Avec cette nouvelle composition, l’équilibre tant recherché semble un peu mis à mal notamment au CS. Outre la présidence controversée de Jean-Christophe Pagès, Pascal Boireau et Claudine Franche, par exemple, ont signé une pétition qui affirmait que la coexistence est possible entre agriculture transgénique et bio et qui demandait donc la levée du moratoire sur le maïs MON810 [13].

Travailler de façon plus « générique »

Pour Christine Noiville, les travaux devraient prioritairement s’orienter vers la question des variétés rendues tolérantes aux herbicides (VrTH), des nouvelles technologies de modification du vivant, des insectes GM, de la brevetabilité des plantes, de la transparence, de l’expertise et de l’évaluation des impacts socio-économiques. Le HCB doit également travailler sur la saisine du député Accoyer et du sénateur Bizet sur la justification scientifique de l’interdiction de culture du maïs MON810 [14]. Certains de ces dossiers ont déjà fait l’objet d’une saisine du HCB.

Lors de la première réunion de ce nouveau HCB, Christine Noiville a également présenté les nouvelles orientations dans la méthodologie de travail de l’instance [15]. La nouvelle présidente souhaite tout d’abord une rationalisation du temps accordé à chaque dossier en travaillant « de façon plus générique, par type de dossier » en établissant « une doctrine sur un certain nombre de points récurrents », reprenant ainsi une vieille idée datant de 2010 [16]. Pour autant, comme le souligne Patrick de Kochko, le droit européen impose, comme par exemple pour l’autorisation de nouvelles PGM, des études au cas par cas. « La difficulté sera d’évaluer les différences entre les dossiers qui se ressemblent (plante Bt, résistantes à plusieurs herbicides) mais peuvent avoir quand même des conséquences sociales ou éthiques différentes », précise encore P. de Kochko.

Une cellule pour éclairer le CEES ou le réduire à néant ?

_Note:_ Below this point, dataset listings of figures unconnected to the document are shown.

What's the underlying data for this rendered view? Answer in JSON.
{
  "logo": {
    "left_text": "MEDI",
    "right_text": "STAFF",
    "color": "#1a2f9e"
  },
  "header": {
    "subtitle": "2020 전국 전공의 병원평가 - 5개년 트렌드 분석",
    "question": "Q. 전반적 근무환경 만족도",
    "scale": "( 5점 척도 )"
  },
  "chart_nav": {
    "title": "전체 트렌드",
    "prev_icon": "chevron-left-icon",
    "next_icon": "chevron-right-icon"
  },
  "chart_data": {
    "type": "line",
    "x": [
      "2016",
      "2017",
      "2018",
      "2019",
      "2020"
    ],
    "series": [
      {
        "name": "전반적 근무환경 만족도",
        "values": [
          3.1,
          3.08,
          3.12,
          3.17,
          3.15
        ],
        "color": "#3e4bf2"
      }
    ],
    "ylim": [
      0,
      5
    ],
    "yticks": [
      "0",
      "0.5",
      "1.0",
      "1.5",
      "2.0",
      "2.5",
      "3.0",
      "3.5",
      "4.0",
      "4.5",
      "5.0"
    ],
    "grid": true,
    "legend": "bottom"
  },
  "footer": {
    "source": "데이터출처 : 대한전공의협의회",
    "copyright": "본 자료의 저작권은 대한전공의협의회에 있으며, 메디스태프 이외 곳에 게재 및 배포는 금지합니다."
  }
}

Christine Noiville souhaite également que le HCB acquière une expertise notamment « en matière d’impacts socio-économiques » et aille « plus loin sur le terrain de l’éthique », un travail initié par Frédéric Jacquemart et qui devrait donc se poursuivre sans lui.

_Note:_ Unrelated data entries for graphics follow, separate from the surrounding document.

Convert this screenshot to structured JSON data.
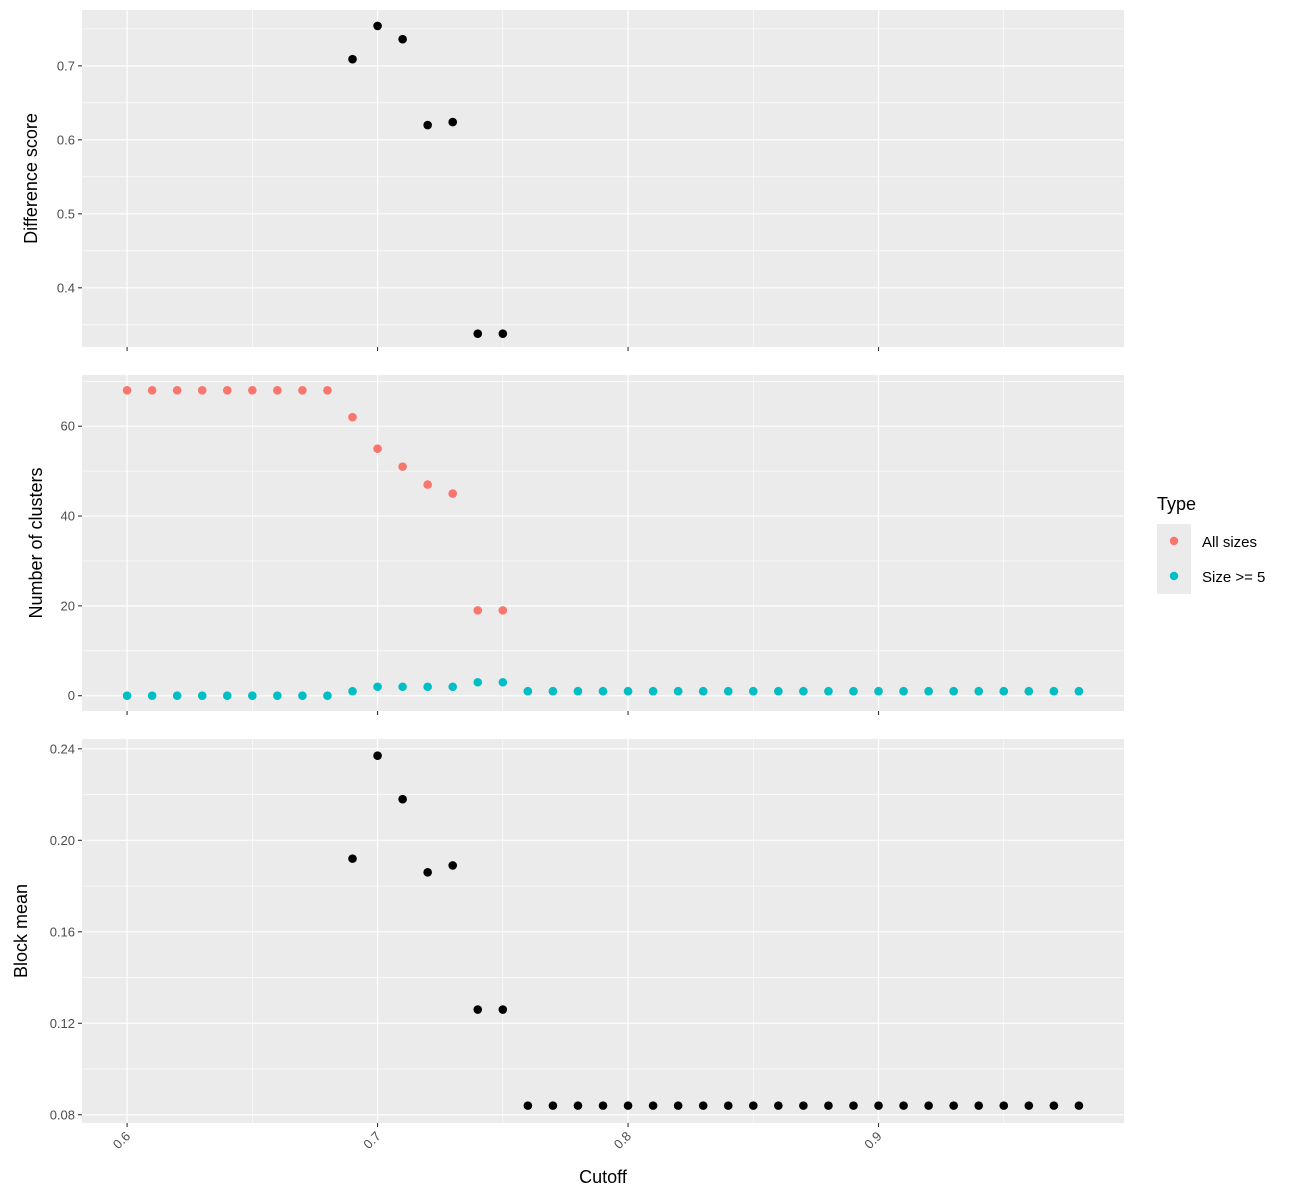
{
  "chart_data": [
    {
      "type": "scatter",
      "ylabel": "Difference score",
      "xlim": [
        0.582,
        0.998
      ],
      "ylim": [
        0.32,
        0.7755
      ],
      "yticks": [
        0.4,
        0.5,
        0.6,
        0.7
      ],
      "ytick_labels": [
        "0.4",
        "0.5",
        "0.6",
        "0.7"
      ],
      "series": [
        {
          "color": "#000000",
          "points": [
            [
              0.69,
              0.709
            ],
            [
              0.7,
              0.754
            ],
            [
              0.71,
              0.736
            ],
            [
              0.72,
              0.62
            ],
            [
              0.73,
              0.624
            ],
            [
              0.74,
              0.338
            ],
            [
              0.75,
              0.338
            ]
          ]
        }
      ]
    },
    {
      "type": "scatter",
      "ylabel": "Number of clusters",
      "xlim": [
        0.582,
        0.998
      ],
      "ylim": [
        -3.4,
        71.4
      ],
      "yticks": [
        0,
        20,
        40,
        60
      ],
      "ytick_labels": [
        "0",
        "20",
        "40",
        "60"
      ],
      "series": [
        {
          "name": "All sizes",
          "color": "#F8766D",
          "points": [
            [
              0.6,
              68
            ],
            [
              0.61,
              68
            ],
            [
              0.62,
              68
            ],
            [
              0.63,
              68
            ],
            [
              0.64,
              68
            ],
            [
              0.65,
              68
            ],
            [
              0.66,
              68
            ],
            [
              0.67,
              68
            ],
            [
              0.68,
              68
            ],
            [
              0.69,
              62
            ],
            [
              0.7,
              55
            ],
            [
              0.71,
              51
            ],
            [
              0.72,
              47
            ],
            [
              0.73,
              45
            ],
            [
              0.74,
              19
            ],
            [
              0.75,
              19
            ],
            [
              0.76,
              1
            ],
            [
              0.77,
              1
            ],
            [
              0.78,
              1
            ],
            [
              0.79,
              1
            ],
            [
              0.8,
              1
            ],
            [
              0.81,
              1
            ],
            [
              0.82,
              1
            ],
            [
              0.83,
              1
            ],
            [
              0.84,
              1
            ],
            [
              0.85,
              1
            ],
            [
              0.86,
              1
            ],
            [
              0.87,
              1
            ],
            [
              0.88,
              1
            ],
            [
              0.89,
              1
            ],
            [
              0.9,
              1
            ],
            [
              0.91,
              1
            ],
            [
              0.92,
              1
            ],
            [
              0.93,
              1
            ],
            [
              0.94,
              1
            ],
            [
              0.95,
              1
            ],
            [
              0.96,
              1
            ],
            [
              0.97,
              1
            ],
            [
              0.98,
              1
            ]
          ]
        },
        {
          "name": "Size >= 5",
          "color": "#00BFC4",
          "points": [
            [
              0.6,
              0
            ],
            [
              0.61,
              0
            ],
            [
              0.62,
              0
            ],
            [
              0.63,
              0
            ],
            [
              0.64,
              0
            ],
            [
              0.65,
              0
            ],
            [
              0.66,
              0
            ],
            [
              0.67,
              0
            ],
            [
              0.68,
              0
            ],
            [
              0.69,
              1
            ],
            [
              0.7,
              2
            ],
            [
              0.71,
              2
            ],
            [
              0.72,
              2
            ],
            [
              0.73,
              2
            ],
            [
              0.74,
              3
            ],
            [
              0.75,
              3
            ],
            [
              0.76,
              1
            ],
            [
              0.77,
              1
            ],
            [
              0.78,
              1
            ],
            [
              0.79,
              1
            ],
            [
              0.8,
              1
            ],
            [
              0.81,
              1
            ],
            [
              0.82,
              1
            ],
            [
              0.83,
              1
            ],
            [
              0.84,
              1
            ],
            [
              0.85,
              1
            ],
            [
              0.86,
              1
            ],
            [
              0.87,
              1
            ],
            [
              0.88,
              1
            ],
            [
              0.89,
              1
            ],
            [
              0.9,
              1
            ],
            [
              0.91,
              1
            ],
            [
              0.92,
              1
            ],
            [
              0.93,
              1
            ],
            [
              0.94,
              1
            ],
            [
              0.95,
              1
            ],
            [
              0.96,
              1
            ],
            [
              0.97,
              1
            ],
            [
              0.98,
              1
            ]
          ]
        }
      ]
    },
    {
      "type": "scatter",
      "ylabel": "Block mean",
      "xlabel": "Cutoff",
      "xlim": [
        0.582,
        0.998
      ],
      "ylim": [
        0.0764,
        0.2443
      ],
      "yticks": [
        0.08,
        0.12,
        0.16,
        0.2,
        0.24
      ],
      "ytick_labels": [
        "0.08",
        "0.12",
        "0.16",
        "0.20",
        "0.24"
      ],
      "series": [
        {
          "color": "#000000",
          "points": [
            [
              0.69,
              0.192
            ],
            [
              0.7,
              0.237
            ],
            [
              0.71,
              0.218
            ],
            [
              0.72,
              0.186
            ],
            [
              0.73,
              0.189
            ],
            [
              0.74,
              0.126
            ],
            [
              0.75,
              0.126
            ],
            [
              0.76,
              0.084
            ],
            [
              0.77,
              0.084
            ],
            [
              0.78,
              0.084
            ],
            [
              0.79,
              0.084
            ],
            [
              0.8,
              0.084
            ],
            [
              0.81,
              0.084
            ],
            [
              0.82,
              0.084
            ],
            [
              0.83,
              0.084
            ],
            [
              0.84,
              0.084
            ],
            [
              0.85,
              0.084
            ],
            [
              0.86,
              0.084
            ],
            [
              0.87,
              0.084
            ],
            [
              0.88,
              0.084
            ],
            [
              0.89,
              0.084
            ],
            [
              0.9,
              0.084
            ],
            [
              0.91,
              0.084
            ],
            [
              0.92,
              0.084
            ],
            [
              0.93,
              0.084
            ],
            [
              0.94,
              0.084
            ],
            [
              0.95,
              0.084
            ],
            [
              0.96,
              0.084
            ],
            [
              0.97,
              0.084
            ],
            [
              0.98,
              0.084
            ]
          ]
        }
      ]
    }
  ],
  "shared_x": {
    "ticks": [
      0.6,
      0.7,
      0.8,
      0.9
    ],
    "tick_labels": [
      "0.6",
      "0.7",
      "0.8",
      "0.9"
    ],
    "label": "Cutoff"
  },
  "legend": {
    "title": "Type",
    "items": [
      {
        "label": "All sizes",
        "color": "#F8766D"
      },
      {
        "label": "Size >= 5",
        "color": "#00BFC4"
      }
    ]
  }
}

Il est ainsi envisagé la constitution d’une cellule [17] composée de différents « experts » pour appuyer le CEES sur les questions socio-économiques. Pour l’instant, les discussions n’ont pas permis de trouver un consensus sur ses contours. « Pourtant, constate Christine Noiville, tout le monde s’accorde sur la nécessité d’apporter des réponses aux nombreuses questions techniques qui émergent des débats du CEES, et qui jusqu’à présent restaient sans réponse ».

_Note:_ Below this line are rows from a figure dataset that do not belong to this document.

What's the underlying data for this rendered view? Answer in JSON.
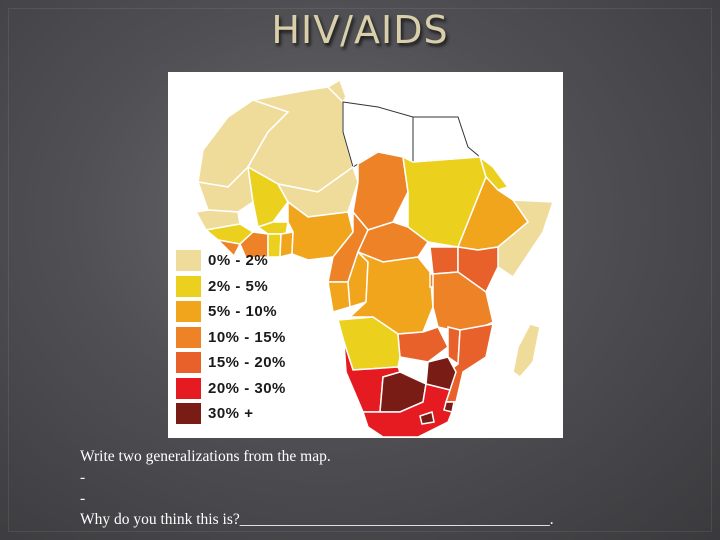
{
  "title": "HIV/AIDS",
  "map": {
    "legend": [
      {
        "label": "0% - 2%",
        "color": "#efdc9a"
      },
      {
        "label": "2% - 5%",
        "color": "#ecd01e"
      },
      {
        "label": "5% - 10%",
        "color": "#f0a51c"
      },
      {
        "label": "10% - 15%",
        "color": "#ed8326"
      },
      {
        "label": "15% - 20%",
        "color": "#e9612a"
      },
      {
        "label": "20% - 30%",
        "color": "#e51b21"
      },
      {
        "label": "30% +",
        "color": "#7a1c16"
      }
    ]
  },
  "prompt": {
    "line1": "Write two generalizations  from the map.",
    "line2": "-",
    "line3": "-",
    "line4": "Why do you think this is?________________________________________."
  }
}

Mais le rôle du CEES n’est-il pas déjà d’apporter un éclairage sur les questions d’ordre socio-économiques ? L’attribution d’un travail d’expertise à d’autres personnes qu’aux membres du CEES ne risque-t-elle pas d’affaiblir le poids de ce second comité ? Patrick de Kochko reconnaît que la mise en place d’une telle cellule d’expertise serait utile si elle venait en appui au CEES, notamment en préparant un travail documentaire. Mais, pour lui, elle ne doit en aucun cas venir encadrer les réflexions du CEES, au risque d’en vider toute la substance… Pour lui, cette cellule ne doit pas, par exemple, pouvoir émettre des recommandations au même titre que le CEES, comme cela a été un temps envisagé. Elle ne doit en aucun cas se substituer au CEES. La force et l’originalité du CEES tient en effet à la présence de différentes parties prenantes, et notamment de structures portant la voix des citoyens, pour que le débat sur les OGM ne se cantonne pas à la seule appréciation des experts et sur le fondement erroné que la science serait neutre… Quant au CS, il n’est pas question que les parties prenantes participent à leur débat, même si d’après Christine Noiville, cette question a déjà été soulevée.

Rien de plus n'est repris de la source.